China and India’s rebuttal is that developed countries have historic responsibility for the dangerous concentration of greenhouse gases in the atmosphere.

They insist that developing countries like them should be allowed to develop and that will not be possible if they are made to cut down carbon emissions.

While Beijing and New Delhi have stuck to their common gun, Washington DC, that leads developed worlds in climate negotiations, has not budged from its stand either. Trying to get rid of Kyoto from the UN negotiation framework apart, the US has also resorted to delaying tactics.

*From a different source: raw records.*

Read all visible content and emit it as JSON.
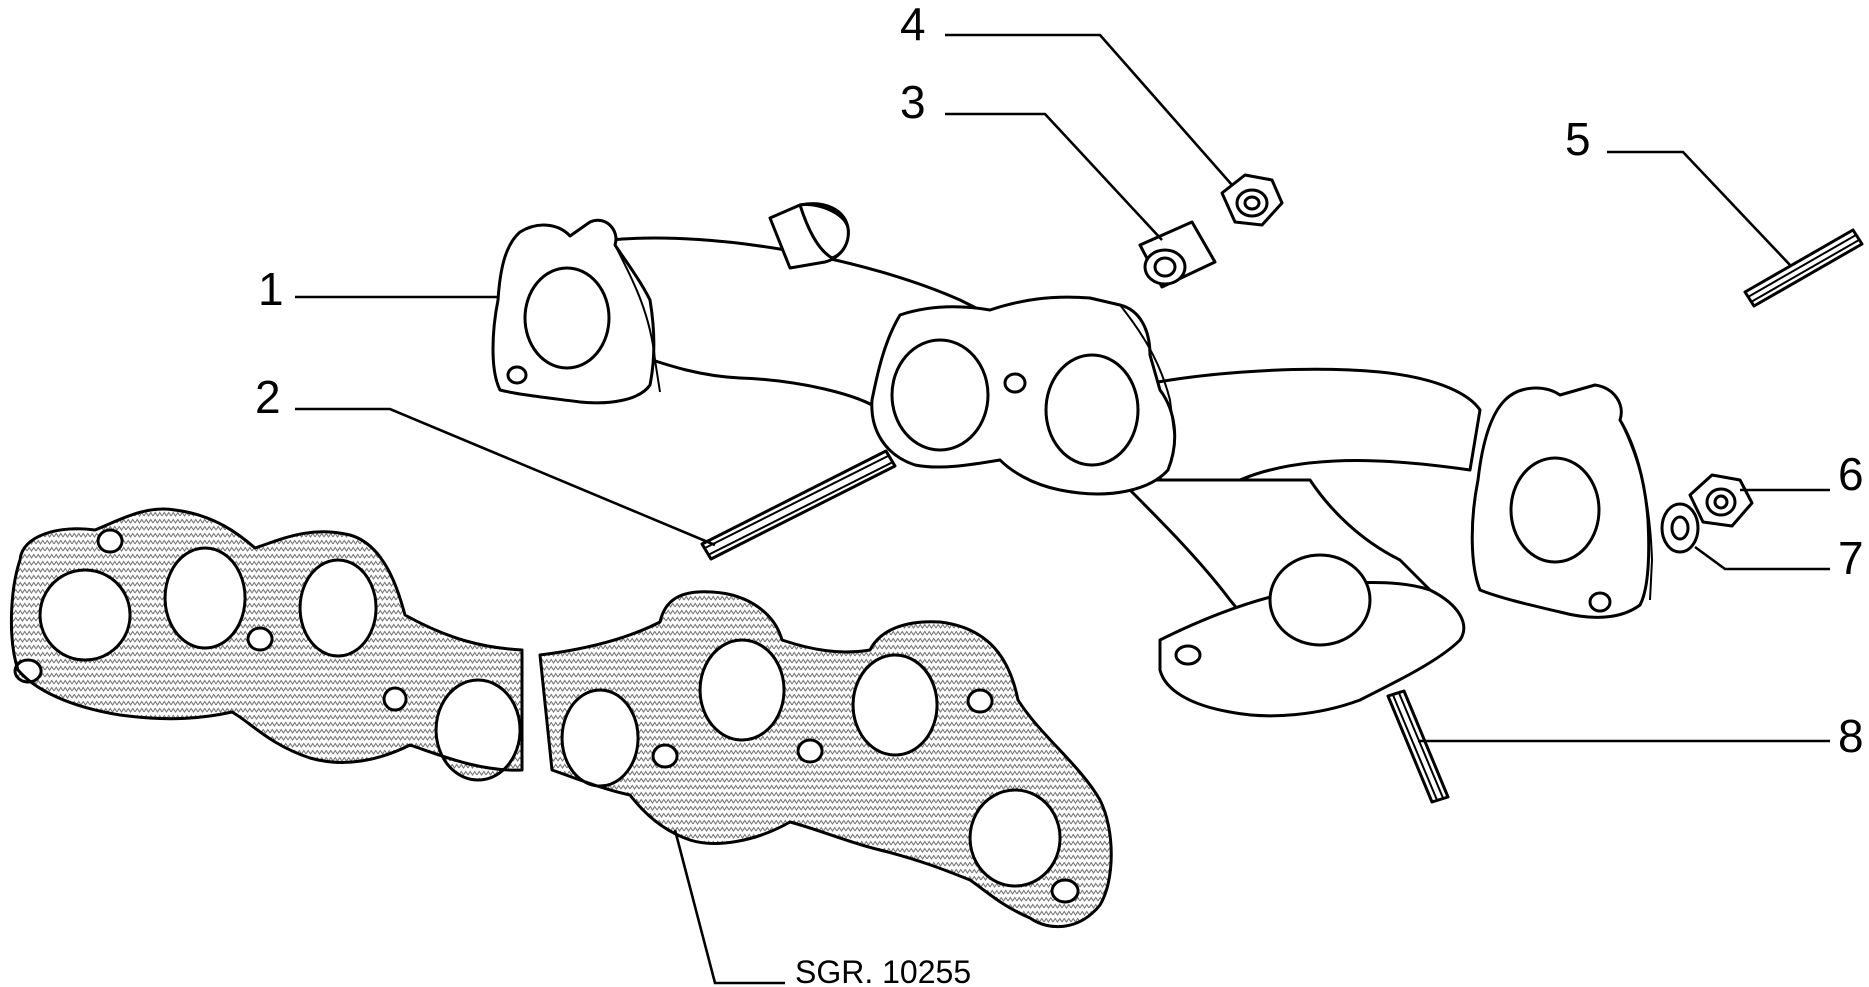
{
  "diagram": {
    "reference_code": "SGR. 10255",
    "callouts": [
      {
        "id": "1",
        "label": "1"
      },
      {
        "id": "2",
        "label": "2"
      },
      {
        "id": "3",
        "label": "3"
      },
      {
        "id": "4",
        "label": "4"
      },
      {
        "id": "5",
        "label": "5"
      },
      {
        "id": "6",
        "label": "6"
      },
      {
        "id": "7",
        "label": "7"
      },
      {
        "id": "8",
        "label": "8"
      }
    ],
    "parts": [
      {
        "callout": "1",
        "icon": "exhaust-manifold-icon"
      },
      {
        "callout": "2",
        "icon": "long-stud-icon"
      },
      {
        "callout": "3",
        "icon": "spacer-sleeve-icon"
      },
      {
        "callout": "4",
        "icon": "hex-nut-icon"
      },
      {
        "callout": "5",
        "icon": "short-stud-icon"
      },
      {
        "callout": "6",
        "icon": "hex-nut-icon"
      },
      {
        "callout": "7",
        "icon": "washer-icon"
      },
      {
        "callout": "8",
        "icon": "outlet-stud-icon"
      },
      {
        "callout": "",
        "icon": "manifold-gasket-icon"
      }
    ],
    "colors": {
      "line": "#000000",
      "background": "#ffffff"
    }
  }
}
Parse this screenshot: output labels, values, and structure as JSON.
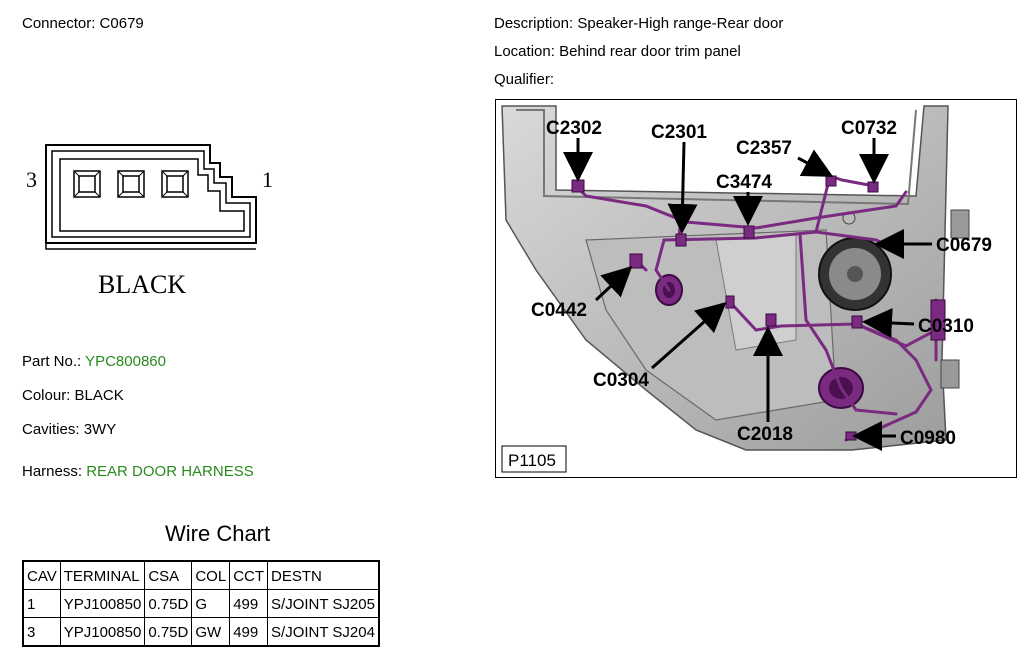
{
  "connector": {
    "label": "Connector:",
    "value": "C0679"
  },
  "description": {
    "label": "Description:",
    "value": "Speaker-High range-Rear door"
  },
  "location": {
    "label": "Location:",
    "value": "Behind rear door trim panel"
  },
  "qualifier": {
    "label": "Qualifier:",
    "value": ""
  },
  "pin_diagram": {
    "pin_left": "3",
    "pin_right": "1",
    "color_label": "BLACK"
  },
  "part_no": {
    "label": "Part No.:",
    "value": "YPC800860"
  },
  "colour": {
    "label": "Colour:",
    "value": "BLACK"
  },
  "cavities": {
    "label": "Cavities:",
    "value": "3WY"
  },
  "harness": {
    "label": "Harness:",
    "value": "REAR DOOR HARNESS"
  },
  "wire_chart": {
    "title": "Wire Chart",
    "headers": [
      "CAV",
      "TERMINAL",
      "CSA",
      "COL",
      "CCT",
      "DESTN"
    ],
    "rows": [
      [
        "1",
        "YPJ100850",
        "0.75D",
        "G",
        "499",
        "S/JOINT SJ205"
      ],
      [
        "3",
        "YPJ100850",
        "0.75D",
        "GW",
        "499",
        "S/JOINT SJ204"
      ]
    ]
  },
  "figure": {
    "id": "P1105",
    "callouts": [
      "C2302",
      "C2301",
      "C2357",
      "C0732",
      "C3474",
      "C0679",
      "C0442",
      "C0310",
      "C0304",
      "C2018",
      "C0980"
    ]
  },
  "colors": {
    "green": "#2a8a1e",
    "wire": "#7a2a80",
    "panel": "#c8c8c8"
  }
}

Its first ever climate bill that was passed by the House of Representatives is now stuck in the Senate.

All this, while the world continues to pump around 47 billion tonnes of greenhouse gases into the atmosphere each year.

If we are to avoid temperature rise of more than two degree Celsius from pre-industrial level, scientists say, emissions must peak and begin to decline by 2020 and then drop to around 35 billion tonnes by 2030.

Globally, we have not even begun to move toward that target while the regional story is even grimmer.

In their quest to develop as quickly as possible, China and India not only are dangerously adding greenhouse gases in the atmosphere but they are also major contributors to the atmospheric brown clouds (ABCs).

These masses of haze are mainly made up of black carbon, a product of incomplete combustion of fossil fuels and burning of biomass. 

A recent USAID report on black carbon in Asia has said, “The South Asian ABC has important regional climate impacts in Asia causing changes in the hydrological cycle and in monsoon circulation that negatively impact food production in India and China.”

So what?

As long as climate change warms up the relation of the two Asian giants.